If the tcache for that chunk size is full (or the chunk is too big for a tcache bin), the heap manager reverts to our old slow-path strategy of obtaining the heap lock and then processing the chunk as before.
Putting it together
Strategy used by malloc:
- If the size corresponds with a tcache bin and there is a tcache chunk available, return that immediately.
-
If the request is enormous allocate a chunk off-heap via mmap. 3/ Otherwise we obtain the arena heap lock and then perform the following strategies, in order:
-
Try the fastbin/smallbin recycling strategy
- If a corresponding fast bin exists, try and find a chunk from there (and also opportunistically prefill the tcache with entries from the fast bin).
- Otherwise, if a corresponding small bin exists, allocate from there (opportunistically prefilling the tcache as we go).
-
Resolve all the deferred frees
- Otherwise “truly free” the entries in the fast-bins and move their consolidated chunks to the unsorted bin.
- Go through each entry in the unsorted bin. If it is suitable, stop.

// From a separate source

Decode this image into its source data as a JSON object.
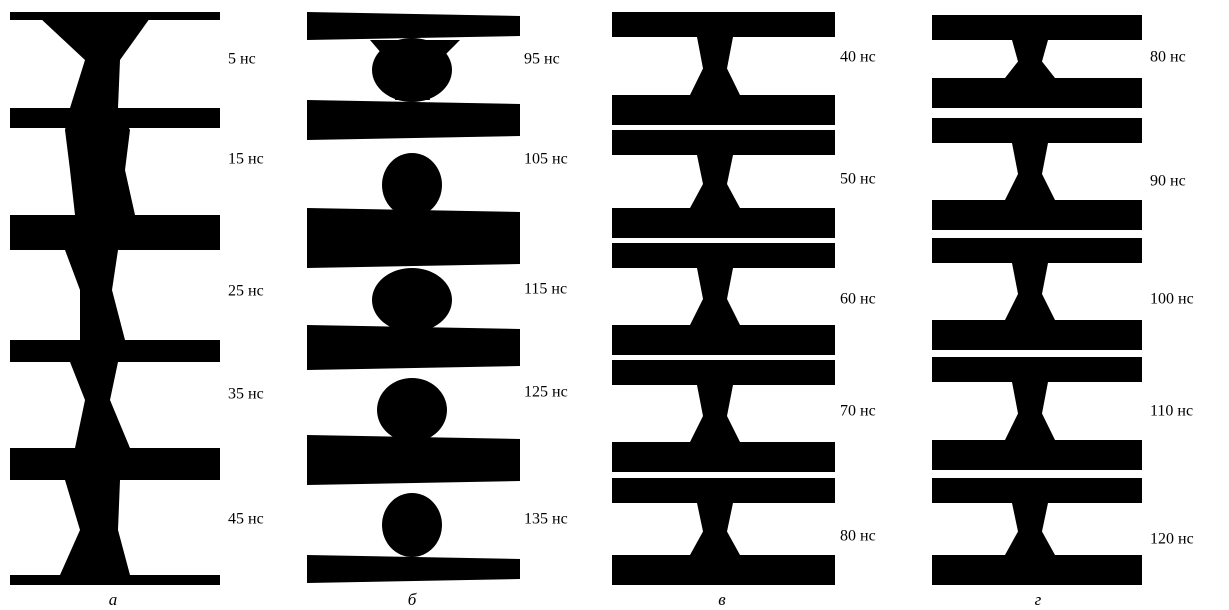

Otherwise, put the unsorted entry on its corresponding small/large bin as we go (possibly promoting small entries to the tcache as we go).
- Default back to the basic recycling strategy
- If the chunk size corresponds with a large bin, search the corresponding large bin now.
- Create a new chunk from scratch
- Otherwise, there are no chunks available, so try and get a chunk from the top of the heap.
- If the top of the heap is not big enough, extend it using sbrk.
- If the top of the heap can’t be extended because we ran into something else in the address space, create a discontinuous extension using mmap and allocate from there
- If all else fails, return NULL.
-
And the corresponding free strategy:
- If the pointer is NULL, the C standard defines the behavior as “do nothing”.
- Otherwise, convert the pointer back to a chunk by subtracting the size of the chunk metadata.
- Perform a few sanity checks on the chunk, and abort if the sanity checks fail.
- If the chunk fits into a tcache bin, store it there.
- If the chunk has the M bit set, give it back to the operating system via munmap.
- Otherwise we obtain the arena heap lock and then:
- If the chunk fits into a fastbin, put it on the corresponding fastbin, and we’re done.
- If the chunk is > 64KB, consolidate the fastbins immediately and put the resulting merged chunks on the unsorted bin.
- Merge the chunk backwards and forwards with neighboring freed chunks in the small, large, and unsorted bins.
- If the resulting chunk lies at the top of the heap, merge it into the top of the heap rather than storing it in a bin.
- Otherwise store it in the unsorted bin. (Malloc will later do the work to put entries from the unsorted bin into the small or large bins).